Il convient d'insister sur le caractère progressif du rapprochement attendu et de nuancer la question de la conditionnalité. Il ne s'agit pas de bloquer les versements ex ante , au risque de créer une spirale négative dans les pays en attente d'investissement. Les fonds doivent plutôt être orientés vers l'atteinte d'objectifs sociaux ( ex post ), définis préalablement, à l'aide du tableau de bord annexé au socle européen des droits sociaux. Des bilans d'étape seraient alors effectués tout au long du CFP pour évaluer la poursuite des financements. La notion de convergence prendrait alors tout son sens.
Avec ce fonds « parapluie », la Commission s'inspire de l'expérience du Fonds Erasmus qui avait déjà agrégé les crédits liés à l'éducation. Elle entend ainsi lutter contre la fragmentation actuelle et parvenir à une meilleure complémentarité. Outre une réflexion sur la conditionnalité, elle souhaite également parvenir à une simplification importante de son mode d'utilisation. Il convient, là encore, de rappeler que le groupe de suivi sur le retrait du Royaume-Uni et la refondation de l'Union européenne s'est engagé en faveur d'une clarification et d'une stabilisation des règles d'utilisation des fonds européens et une réduction du volume du corpus réglementaire émis par la Commission. Il s'agira d'édicter, en début de programmation, une réglementation unique et stable pour tous les fonds structurels et de proscrire les modifications rétroactives en cours de période. Il faut ainsi aboutir à une harmonisation des règles entre l'ensemble des fonds européens.
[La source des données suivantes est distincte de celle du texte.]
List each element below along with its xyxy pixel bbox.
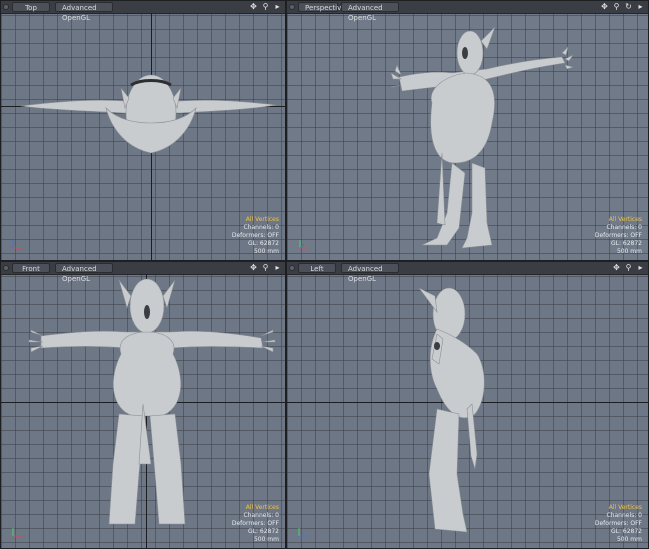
gl-count-label: GL: 62872 xyxy=(247,528,279,535)
viewport-front[interactable]: Front Advanced OpenGL ✥ ⚲ ▸ All Vertices… xyxy=(0,261,286,549)
viewport-stats: All Vertices Channels: 0 Deformers: OFF … xyxy=(232,216,279,256)
channels-label: Channels: 0 xyxy=(243,512,279,519)
channels-label: Channels: 0 xyxy=(243,224,279,231)
shading-mode-button[interactable]: Advanced OpenGL xyxy=(55,2,113,22)
move-icon[interactable]: ✥ xyxy=(612,263,621,273)
zoom-icon[interactable]: ⚲ xyxy=(624,263,633,273)
grid-scale-label: 500 mm xyxy=(253,536,279,543)
menu-arrow-icon[interactable]: ▸ xyxy=(273,263,282,273)
viewport-options-icon[interactable] xyxy=(289,4,295,10)
axis-gizmo-icon xyxy=(299,240,307,249)
grid-scale-label: 500 mm xyxy=(616,536,642,543)
gl-count-label: GL: 62872 xyxy=(610,528,642,535)
zoom-icon[interactable]: ⚲ xyxy=(261,263,270,273)
axis-gizmo-icon xyxy=(12,240,21,249)
grid-scale-label: 500 mm xyxy=(616,248,642,255)
deformers-label: Deformers: OFF xyxy=(594,232,642,239)
deformers-label: Deformers: OFF xyxy=(594,520,642,527)
view-type-button[interactable]: Front xyxy=(12,263,50,273)
view-type-button[interactable]: Left xyxy=(298,263,336,273)
move-icon[interactable]: ✥ xyxy=(249,263,258,273)
viewport-stats: All Vertices Channels: 0 Deformers: OFF … xyxy=(595,216,642,256)
deformers-label: Deformers: OFF xyxy=(231,520,279,527)
menu-arrow-icon[interactable]: ▸ xyxy=(273,2,282,12)
viewport-left[interactable]: Left Advanced OpenGL ✥ ⚲ ▸ All Vertices … xyxy=(286,261,649,549)
gl-count-label: GL: 62872 xyxy=(247,240,279,247)
grid-scale-label: 500 mm xyxy=(253,248,279,255)
move-icon[interactable]: ✥ xyxy=(600,2,609,12)
selection-mode-label: All Vertices xyxy=(245,504,279,511)
rotate-icon[interactable]: ↻ xyxy=(624,2,633,12)
viewport-layout: Top Advanced OpenGL ✥ ⚲ ▸ All Vertices C… xyxy=(0,0,649,549)
viewport-top[interactable]: Top Advanced OpenGL ✥ ⚲ ▸ All Vertices C… xyxy=(0,0,286,261)
menu-arrow-icon[interactable]: ▸ xyxy=(636,263,645,273)
channels-label: Channels: 0 xyxy=(606,512,642,519)
zoom-icon[interactable]: ⚲ xyxy=(612,2,621,12)
selection-mode-label: All Vertices xyxy=(608,216,642,223)
zoom-icon[interactable]: ⚲ xyxy=(261,2,270,12)
viewport-options-icon[interactable] xyxy=(3,4,9,10)
channels-label: Channels: 0 xyxy=(606,224,642,231)
selection-mode-label: All Vertices xyxy=(245,216,279,223)
viewport-stats: All Vertices Channels: 0 Deformers: OFF … xyxy=(232,504,279,544)
viewport-stats: All Vertices Channels: 0 Deformers: OFF … xyxy=(595,504,642,544)
menu-arrow-icon[interactable]: ▸ xyxy=(636,2,645,12)
viewport-options-icon[interactable] xyxy=(289,265,295,271)
axis-gizmo-icon xyxy=(298,528,307,537)
viewport-options-icon[interactable] xyxy=(3,265,9,271)
view-type-button[interactable]: Perspective xyxy=(298,2,346,12)
selection-mode-label: All Vertices xyxy=(608,504,642,511)
shading-mode-button[interactable]: Advanced OpenGL xyxy=(55,263,113,283)
shading-mode-button[interactable]: Advanced OpenGL xyxy=(341,2,399,22)
gl-count-label: GL: 62872 xyxy=(610,240,642,247)
viewport-perspective[interactable]: Perspective Advanced OpenGL ✥ ⚲ ↻ ▸ All … xyxy=(286,0,649,261)
deformers-label: Deformers: OFF xyxy=(231,232,279,239)
axis-gizmo-icon xyxy=(12,528,21,537)
move-icon[interactable]: ✥ xyxy=(249,2,258,12)
view-type-button[interactable]: Top xyxy=(12,2,50,12)
shading-mode-button[interactable]: Advanced OpenGL xyxy=(341,263,399,283)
* 4 Relancer l'Europe : Retrouver l'esprit de Rome - Rapport d'information n° 434 (2016-2017) de MM. Jean-Pierre Raffarin et Jean Bizet, fait au nom du groupe de suivi sur le retrait du Royaume-Uni et la refondation de l'Union européenne, 22 février 2017.
* 5 Communication de la Commission au Parlement européen, au Conseil et au Comité économique et social européen - Suivi de la mise en oeuvre du socle européen des droits sociaux (COM(2018) 130 final).
* 6 COM(2017) 90 final.
* 7 COM(2017) 690 final.
* 8 Proposition de règlement établissant une Autorité européenne du travail (COM(2018) 131 final).
* 9 Règlement (UE) n° 1309/2013 du Parlement européen et du Conseil du 17 décembre 2013 relatif au Fonds européen d'ajustement à la mondialisation pour la période 2014-2020 et abrogeant le règlement (CE) n° 1927/2006.
* 10 Rapport de la Commission au Parlement européen et au Conseil concernant les activités du Fonds européen d'ajustement à la mondialisation en 2015 et 2016 (COM(2017) 636 final), 31 octobre 2017.
* 11 Le taux de cofinancement européen peut varier, dans le cadre du FSE, de 50 à 85 % (95 % dans des cas exceptionnels) du coût total du projet, en fonction de la richesse relative de la région bénéficiaire.
* 12 L'EaSI regroupe depuis 2014 trois fonds européens : PROGRESS dédié à la modernisation des politiques sociales et de l'emploi (61 % du budget), EURES consacré à la mobilité professionnelle (18 % du budget), et Microfinance et entrepreneuriat social visant l'accès au microfinancement et à l'entrepreneuriat social (21 % du budget).